Blake Skjellerup Boyfriend – Fiance Update: Look who’s got himself a boyfriend? It’s our gay Kiwi speed-skater Blake Skjellerup. That’s his beau, stylist Saul Carrasco, in the photo above. The two are planning to tie the knot sometime next year in the tropical paradise of Hawaii.
Can you imagine how times have changed for the better? Five years ago, Blake was hiding his sexuality because he’s afraid of the repercussions in case people got to find out that he is gay. A year later, he’s one of the few brave athletes to come out of the closet. Five years later, he is now happily engaged to a man and folks are supportive and accepting. Yay for Equality! Good luck to you lovebirds.
Original post date: 06 May 2010
Today in gay male athletes, we bring you Olympic short track speed skater Blake Skjellerup who recently outed himself to Australia’s DNA magazine. Good for you Blake! He’s a cutie, isn’t he? Love them jacket he’s wearing.
He’s a Kiwi, in case you are wondering.
Blake’s coming out story from Outsports:
New Zealand short track speed skater Blake Skjellerup, who competed in the Vancouver Olympics, has come out as gay in an interview with writer Lee Suckling in the Australian magazine DNA (disclosure: I am quoted in the article). Skjellerup says that he walked around Vancouver during the Games hand in hand with his boyfriend and also visited PRIDE House, the gay meeting place at Whistler.

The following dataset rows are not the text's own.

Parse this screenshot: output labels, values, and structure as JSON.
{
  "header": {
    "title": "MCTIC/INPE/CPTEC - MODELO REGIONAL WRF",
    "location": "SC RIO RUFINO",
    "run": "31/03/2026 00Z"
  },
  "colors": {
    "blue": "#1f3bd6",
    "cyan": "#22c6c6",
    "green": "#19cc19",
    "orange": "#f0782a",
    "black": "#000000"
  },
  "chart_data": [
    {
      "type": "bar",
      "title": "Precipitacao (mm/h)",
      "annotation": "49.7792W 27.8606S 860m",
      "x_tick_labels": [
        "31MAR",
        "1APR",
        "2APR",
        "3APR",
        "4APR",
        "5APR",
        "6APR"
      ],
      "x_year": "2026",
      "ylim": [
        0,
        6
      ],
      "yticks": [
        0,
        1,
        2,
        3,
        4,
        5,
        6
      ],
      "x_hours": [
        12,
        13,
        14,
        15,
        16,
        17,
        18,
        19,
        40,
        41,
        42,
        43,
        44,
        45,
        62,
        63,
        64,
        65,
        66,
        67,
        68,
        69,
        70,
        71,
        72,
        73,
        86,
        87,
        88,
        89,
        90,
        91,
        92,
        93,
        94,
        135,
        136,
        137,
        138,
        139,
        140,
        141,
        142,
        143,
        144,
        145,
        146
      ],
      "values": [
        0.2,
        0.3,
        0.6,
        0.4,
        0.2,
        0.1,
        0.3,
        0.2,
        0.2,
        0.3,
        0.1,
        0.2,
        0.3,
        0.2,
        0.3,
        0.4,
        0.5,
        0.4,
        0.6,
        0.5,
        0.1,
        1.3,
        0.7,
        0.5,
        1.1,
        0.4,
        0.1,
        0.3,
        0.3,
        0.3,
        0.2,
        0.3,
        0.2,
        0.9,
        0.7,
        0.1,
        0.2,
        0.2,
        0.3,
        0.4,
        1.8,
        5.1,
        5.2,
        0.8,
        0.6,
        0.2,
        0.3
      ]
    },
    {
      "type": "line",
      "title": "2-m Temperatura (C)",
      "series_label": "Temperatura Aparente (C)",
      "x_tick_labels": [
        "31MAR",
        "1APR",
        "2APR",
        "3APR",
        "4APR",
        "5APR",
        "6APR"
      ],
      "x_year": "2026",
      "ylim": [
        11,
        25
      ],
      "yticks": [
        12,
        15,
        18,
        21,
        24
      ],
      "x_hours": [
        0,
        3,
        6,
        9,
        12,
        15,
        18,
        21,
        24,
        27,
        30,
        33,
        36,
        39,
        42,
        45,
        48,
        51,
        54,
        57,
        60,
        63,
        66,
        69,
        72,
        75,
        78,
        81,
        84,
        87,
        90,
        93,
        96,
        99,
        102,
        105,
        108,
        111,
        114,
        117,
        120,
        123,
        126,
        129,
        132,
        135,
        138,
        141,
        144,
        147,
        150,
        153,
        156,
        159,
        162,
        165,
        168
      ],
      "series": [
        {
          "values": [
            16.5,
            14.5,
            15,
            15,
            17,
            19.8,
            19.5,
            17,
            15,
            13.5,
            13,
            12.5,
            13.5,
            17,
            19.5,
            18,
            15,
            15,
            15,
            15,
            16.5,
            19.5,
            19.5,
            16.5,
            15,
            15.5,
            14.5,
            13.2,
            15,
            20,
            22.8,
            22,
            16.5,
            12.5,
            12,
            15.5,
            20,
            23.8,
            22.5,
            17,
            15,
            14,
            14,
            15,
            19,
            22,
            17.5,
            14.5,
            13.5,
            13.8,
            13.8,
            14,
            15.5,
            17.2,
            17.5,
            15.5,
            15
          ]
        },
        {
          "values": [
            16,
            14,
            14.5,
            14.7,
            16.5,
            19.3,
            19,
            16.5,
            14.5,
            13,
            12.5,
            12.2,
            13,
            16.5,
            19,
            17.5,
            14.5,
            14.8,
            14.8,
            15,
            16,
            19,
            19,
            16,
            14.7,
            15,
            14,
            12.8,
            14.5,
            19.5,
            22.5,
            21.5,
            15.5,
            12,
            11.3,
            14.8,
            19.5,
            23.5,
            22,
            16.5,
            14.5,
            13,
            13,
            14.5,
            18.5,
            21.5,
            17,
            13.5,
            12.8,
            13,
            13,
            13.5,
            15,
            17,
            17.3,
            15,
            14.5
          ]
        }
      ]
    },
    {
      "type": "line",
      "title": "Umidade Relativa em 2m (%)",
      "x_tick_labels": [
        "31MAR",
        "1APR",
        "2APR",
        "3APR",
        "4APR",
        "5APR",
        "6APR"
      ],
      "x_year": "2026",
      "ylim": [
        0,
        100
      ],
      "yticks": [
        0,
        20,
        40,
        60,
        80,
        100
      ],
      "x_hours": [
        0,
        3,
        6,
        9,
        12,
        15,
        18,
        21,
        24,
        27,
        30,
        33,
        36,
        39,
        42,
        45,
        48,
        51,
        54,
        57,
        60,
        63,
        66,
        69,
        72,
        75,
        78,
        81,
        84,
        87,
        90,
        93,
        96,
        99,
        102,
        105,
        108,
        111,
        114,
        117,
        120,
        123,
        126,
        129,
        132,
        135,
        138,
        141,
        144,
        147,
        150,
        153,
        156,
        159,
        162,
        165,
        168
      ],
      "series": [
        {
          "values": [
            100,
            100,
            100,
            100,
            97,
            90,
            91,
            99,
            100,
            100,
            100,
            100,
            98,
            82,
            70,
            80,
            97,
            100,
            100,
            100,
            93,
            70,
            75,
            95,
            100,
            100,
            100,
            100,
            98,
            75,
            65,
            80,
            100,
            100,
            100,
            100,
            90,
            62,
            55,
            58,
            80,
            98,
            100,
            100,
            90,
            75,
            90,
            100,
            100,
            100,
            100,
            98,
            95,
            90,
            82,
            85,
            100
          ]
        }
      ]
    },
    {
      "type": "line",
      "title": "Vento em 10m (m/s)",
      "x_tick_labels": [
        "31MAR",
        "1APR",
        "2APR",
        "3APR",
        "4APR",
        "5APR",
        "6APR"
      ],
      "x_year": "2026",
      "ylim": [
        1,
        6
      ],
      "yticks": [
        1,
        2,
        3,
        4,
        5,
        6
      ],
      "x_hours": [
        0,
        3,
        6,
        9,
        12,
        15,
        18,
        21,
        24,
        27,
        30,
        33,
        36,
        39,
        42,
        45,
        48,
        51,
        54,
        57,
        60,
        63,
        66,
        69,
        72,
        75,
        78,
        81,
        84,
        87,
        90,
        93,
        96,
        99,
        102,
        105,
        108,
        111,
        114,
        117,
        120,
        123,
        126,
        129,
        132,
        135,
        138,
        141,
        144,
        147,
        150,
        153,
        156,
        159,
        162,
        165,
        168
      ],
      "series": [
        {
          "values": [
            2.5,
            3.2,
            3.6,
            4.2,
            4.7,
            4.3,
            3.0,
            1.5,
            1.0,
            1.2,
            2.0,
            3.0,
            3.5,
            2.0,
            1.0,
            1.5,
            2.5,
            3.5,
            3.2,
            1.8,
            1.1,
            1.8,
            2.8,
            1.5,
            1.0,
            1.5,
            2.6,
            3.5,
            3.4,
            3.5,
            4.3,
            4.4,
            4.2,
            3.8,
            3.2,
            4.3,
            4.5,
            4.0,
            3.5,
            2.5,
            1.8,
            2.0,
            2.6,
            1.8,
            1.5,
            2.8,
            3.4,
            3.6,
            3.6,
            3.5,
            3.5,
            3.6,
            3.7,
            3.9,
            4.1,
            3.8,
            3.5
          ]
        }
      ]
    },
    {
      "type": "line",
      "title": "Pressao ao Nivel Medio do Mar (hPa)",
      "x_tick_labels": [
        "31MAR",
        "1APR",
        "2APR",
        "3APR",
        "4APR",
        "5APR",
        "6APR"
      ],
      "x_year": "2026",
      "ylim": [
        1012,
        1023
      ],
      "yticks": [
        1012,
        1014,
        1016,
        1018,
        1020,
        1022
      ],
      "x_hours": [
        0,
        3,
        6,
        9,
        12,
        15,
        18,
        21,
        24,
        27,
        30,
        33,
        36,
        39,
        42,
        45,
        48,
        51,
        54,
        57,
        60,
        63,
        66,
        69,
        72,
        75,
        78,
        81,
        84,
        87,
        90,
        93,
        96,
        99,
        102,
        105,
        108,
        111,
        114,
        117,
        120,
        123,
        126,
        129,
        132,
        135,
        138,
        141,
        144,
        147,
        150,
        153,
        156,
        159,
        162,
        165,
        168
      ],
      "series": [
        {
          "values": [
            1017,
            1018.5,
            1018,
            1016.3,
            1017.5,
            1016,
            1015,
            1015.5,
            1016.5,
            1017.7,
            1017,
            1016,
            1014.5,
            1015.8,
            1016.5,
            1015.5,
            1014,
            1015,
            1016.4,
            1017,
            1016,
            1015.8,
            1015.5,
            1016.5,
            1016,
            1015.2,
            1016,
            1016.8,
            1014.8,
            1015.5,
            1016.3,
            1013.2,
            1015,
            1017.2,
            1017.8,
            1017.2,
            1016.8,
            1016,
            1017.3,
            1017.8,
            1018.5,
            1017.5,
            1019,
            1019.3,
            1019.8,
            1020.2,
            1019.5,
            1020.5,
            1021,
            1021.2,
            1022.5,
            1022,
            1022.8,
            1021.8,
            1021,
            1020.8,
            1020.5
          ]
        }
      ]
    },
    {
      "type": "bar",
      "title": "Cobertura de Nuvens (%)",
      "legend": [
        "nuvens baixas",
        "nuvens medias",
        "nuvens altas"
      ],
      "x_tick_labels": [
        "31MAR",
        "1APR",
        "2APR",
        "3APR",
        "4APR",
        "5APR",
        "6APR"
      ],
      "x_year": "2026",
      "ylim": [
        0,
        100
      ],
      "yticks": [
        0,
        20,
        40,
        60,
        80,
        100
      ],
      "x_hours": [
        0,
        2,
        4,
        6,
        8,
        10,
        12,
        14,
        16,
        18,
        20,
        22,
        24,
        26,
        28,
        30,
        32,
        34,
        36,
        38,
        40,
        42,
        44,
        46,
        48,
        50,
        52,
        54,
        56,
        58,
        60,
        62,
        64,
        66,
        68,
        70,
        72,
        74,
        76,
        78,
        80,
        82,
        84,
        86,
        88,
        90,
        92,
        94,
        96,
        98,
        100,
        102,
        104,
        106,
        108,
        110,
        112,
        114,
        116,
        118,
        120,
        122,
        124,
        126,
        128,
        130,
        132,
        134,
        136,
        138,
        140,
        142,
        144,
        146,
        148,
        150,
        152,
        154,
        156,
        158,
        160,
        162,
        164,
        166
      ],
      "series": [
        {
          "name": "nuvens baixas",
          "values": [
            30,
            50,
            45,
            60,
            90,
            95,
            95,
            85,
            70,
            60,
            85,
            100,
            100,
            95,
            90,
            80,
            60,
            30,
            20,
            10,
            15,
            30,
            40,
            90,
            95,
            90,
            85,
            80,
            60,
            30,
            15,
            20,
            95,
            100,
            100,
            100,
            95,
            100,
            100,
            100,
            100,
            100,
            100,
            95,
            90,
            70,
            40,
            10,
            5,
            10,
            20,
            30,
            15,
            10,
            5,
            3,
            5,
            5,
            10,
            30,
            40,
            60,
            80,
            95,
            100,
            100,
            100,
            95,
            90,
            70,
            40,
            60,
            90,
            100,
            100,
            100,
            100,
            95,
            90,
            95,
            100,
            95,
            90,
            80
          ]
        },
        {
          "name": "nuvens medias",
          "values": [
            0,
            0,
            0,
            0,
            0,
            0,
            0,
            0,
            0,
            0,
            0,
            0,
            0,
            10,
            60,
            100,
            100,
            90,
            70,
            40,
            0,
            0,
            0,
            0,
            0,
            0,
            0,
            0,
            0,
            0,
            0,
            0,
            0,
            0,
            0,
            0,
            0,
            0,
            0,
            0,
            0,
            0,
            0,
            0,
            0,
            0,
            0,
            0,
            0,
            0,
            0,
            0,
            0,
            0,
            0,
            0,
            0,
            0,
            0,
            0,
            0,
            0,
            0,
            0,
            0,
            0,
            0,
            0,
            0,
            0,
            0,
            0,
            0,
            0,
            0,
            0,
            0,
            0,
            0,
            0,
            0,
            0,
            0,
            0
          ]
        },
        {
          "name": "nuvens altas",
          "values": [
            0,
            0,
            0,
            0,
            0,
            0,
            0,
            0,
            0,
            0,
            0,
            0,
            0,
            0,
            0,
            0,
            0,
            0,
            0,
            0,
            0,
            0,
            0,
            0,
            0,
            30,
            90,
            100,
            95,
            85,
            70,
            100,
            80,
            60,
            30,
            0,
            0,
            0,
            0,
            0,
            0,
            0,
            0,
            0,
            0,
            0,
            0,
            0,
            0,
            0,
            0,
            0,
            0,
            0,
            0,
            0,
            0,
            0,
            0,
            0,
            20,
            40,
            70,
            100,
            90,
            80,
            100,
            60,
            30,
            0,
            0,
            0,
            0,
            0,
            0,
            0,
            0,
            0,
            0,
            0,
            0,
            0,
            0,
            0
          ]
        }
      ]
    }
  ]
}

I was a bit shocked that I was the first competing gay athlete from these Olympics to visit, especially since I wasn’t able to make it there (owing to scheduling conflicts) until after I had finished competing. But it was great to see such a thing. If I had felt like I needed a space to be myself away from the Olympic village, it would have been there. I hope the idea can grow from Olympics to Olympics.
Skjellerup, 24, was New Zealand’s only short track speed skater, a super fast-paced sport that can sometimes resemble roller derby on ice. He did not medal, with his best finish being qualifying for the quarterfinals in the 10,000 meters. He has spent the last 18 months at a training program in Calgary for skaters with immense potential but limited facilities at their home countries.